Wednesday, February 1, 2023

Remembering Ort

I'm Owen Scott, an Athens old-timer. I was invited by David Finkel to make a video about my long friendship with Ort. I met him back around 1966 when he was Billy Carlton, or to his close friends BC, a friend of my older sister, who hung out at our house regularly. Back then had short hair and a clean shave as did all boys at Athens High School at that time, but his uniquely eccentric personality, Top 40 DJ voice and obscure obsessions were the same as the Ort you later came to know and love. Early on he found out I have 3 first names, William Owen Nixon. From then on, when Ort came over, his loud greeting to me was "He's the one who's really hot, William Owen Nixon Scott!" This still makes me smile. Of course, he meant hot in the old sense of a hot new single hitting the charts. As an aspiring rock musician, I got a kick out of his whimsical endorsement. 

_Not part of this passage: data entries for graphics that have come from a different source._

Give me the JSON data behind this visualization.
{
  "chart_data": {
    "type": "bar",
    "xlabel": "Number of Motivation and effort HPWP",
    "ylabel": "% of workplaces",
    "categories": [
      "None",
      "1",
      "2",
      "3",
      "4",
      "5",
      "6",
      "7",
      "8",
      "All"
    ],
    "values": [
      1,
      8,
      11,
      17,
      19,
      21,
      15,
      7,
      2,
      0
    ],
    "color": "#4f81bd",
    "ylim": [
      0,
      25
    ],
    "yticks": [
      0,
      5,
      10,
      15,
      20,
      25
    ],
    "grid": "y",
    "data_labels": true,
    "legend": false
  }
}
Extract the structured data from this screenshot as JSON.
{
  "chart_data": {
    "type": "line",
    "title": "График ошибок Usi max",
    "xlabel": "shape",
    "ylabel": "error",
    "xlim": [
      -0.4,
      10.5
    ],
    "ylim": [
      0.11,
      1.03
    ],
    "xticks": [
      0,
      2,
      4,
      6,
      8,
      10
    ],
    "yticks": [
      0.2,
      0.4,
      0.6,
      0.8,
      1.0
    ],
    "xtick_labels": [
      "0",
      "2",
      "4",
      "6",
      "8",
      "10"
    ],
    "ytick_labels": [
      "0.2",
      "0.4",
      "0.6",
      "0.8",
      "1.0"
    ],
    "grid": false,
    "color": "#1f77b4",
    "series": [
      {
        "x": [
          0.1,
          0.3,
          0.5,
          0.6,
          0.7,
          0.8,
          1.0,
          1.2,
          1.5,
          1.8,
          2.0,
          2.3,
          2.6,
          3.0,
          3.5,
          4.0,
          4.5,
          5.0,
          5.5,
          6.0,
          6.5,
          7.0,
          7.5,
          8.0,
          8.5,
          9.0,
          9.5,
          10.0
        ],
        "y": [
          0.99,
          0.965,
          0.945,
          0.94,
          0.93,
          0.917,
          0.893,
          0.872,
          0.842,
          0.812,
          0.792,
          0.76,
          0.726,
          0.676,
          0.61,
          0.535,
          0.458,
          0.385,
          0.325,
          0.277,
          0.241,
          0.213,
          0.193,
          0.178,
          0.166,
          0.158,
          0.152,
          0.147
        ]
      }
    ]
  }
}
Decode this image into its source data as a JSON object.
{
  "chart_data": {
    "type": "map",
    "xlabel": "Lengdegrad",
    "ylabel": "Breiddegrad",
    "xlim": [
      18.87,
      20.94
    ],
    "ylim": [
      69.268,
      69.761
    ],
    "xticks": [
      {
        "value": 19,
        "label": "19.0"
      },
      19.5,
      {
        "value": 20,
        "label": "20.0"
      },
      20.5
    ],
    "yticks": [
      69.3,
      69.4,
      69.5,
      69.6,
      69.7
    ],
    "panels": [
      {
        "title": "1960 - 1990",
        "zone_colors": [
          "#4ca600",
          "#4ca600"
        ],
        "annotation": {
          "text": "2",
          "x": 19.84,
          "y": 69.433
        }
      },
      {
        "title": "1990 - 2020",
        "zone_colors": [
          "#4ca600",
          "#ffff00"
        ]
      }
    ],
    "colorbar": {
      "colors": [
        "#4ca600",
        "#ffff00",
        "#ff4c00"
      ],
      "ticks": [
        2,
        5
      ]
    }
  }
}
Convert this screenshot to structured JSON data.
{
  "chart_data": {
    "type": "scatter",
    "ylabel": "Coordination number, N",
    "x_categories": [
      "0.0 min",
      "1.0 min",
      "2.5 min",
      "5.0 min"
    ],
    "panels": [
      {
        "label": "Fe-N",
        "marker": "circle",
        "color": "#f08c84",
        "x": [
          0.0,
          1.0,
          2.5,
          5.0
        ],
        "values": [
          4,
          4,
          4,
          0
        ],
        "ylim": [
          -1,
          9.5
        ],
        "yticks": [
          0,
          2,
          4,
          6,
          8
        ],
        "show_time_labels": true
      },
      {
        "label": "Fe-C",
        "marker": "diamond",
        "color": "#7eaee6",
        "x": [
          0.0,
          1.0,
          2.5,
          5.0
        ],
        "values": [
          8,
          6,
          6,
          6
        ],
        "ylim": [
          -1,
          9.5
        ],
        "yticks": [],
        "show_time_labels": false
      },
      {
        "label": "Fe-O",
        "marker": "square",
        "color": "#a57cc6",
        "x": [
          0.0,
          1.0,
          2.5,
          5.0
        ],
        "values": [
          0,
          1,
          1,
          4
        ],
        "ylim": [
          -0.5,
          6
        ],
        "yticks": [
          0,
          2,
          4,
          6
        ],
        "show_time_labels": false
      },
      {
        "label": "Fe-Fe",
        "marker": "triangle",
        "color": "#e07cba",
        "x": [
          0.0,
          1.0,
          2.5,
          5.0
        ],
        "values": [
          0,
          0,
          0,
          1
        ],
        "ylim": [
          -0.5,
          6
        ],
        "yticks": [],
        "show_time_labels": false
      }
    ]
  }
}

Ort loved to rattle off the designations and locations of tiny radio stations in the middle of nowhere, of which he apparently knew every one in the entire USA. His knowledge of virtually unknown records and artists was similarly encyclopedic and he was especially fond of novelty bands and their crazy singles such as Transfusion by Nervous Norvus (except generally less well known and successful than that wild classic). 

Ort graduated high school ahead of me during which time I was gravitating toward the countercultural art and music scene centered around Jim Herbert's house on Dearing Street. I didn't see Ort regularly but the connection we'd made when I was a middle school kid endured through the years as I grew up and left Athens to become a psychologist. I would drop by Ort's Oldies when I was in town visiting family and friends and I recall letting him have the pick of my 1960s and early 70s vinyl records that included many well worn classics in their original sleeves and covers. I knew they would be cared for with love as they well deserved. 

Many of you had closer associations with Ort over the 50 years or so since I moved away but the strength of our friendship was always evident whenever we met. I posted a photo on my Facebook page of Ort posing with one of my adult daughters during a chance encounter at Trappeze ten years ago. They both were connoisseurs of craft beers and the photo captures a warmth of connection that I will always cherish. 

To me. Ort was at heart a marvelous entertainer, the DJ of a nonstop radio show that only ended with his passing into the mystic. Thanks for the opportunity to honor Ort's memory. He'll always live on in our hearts.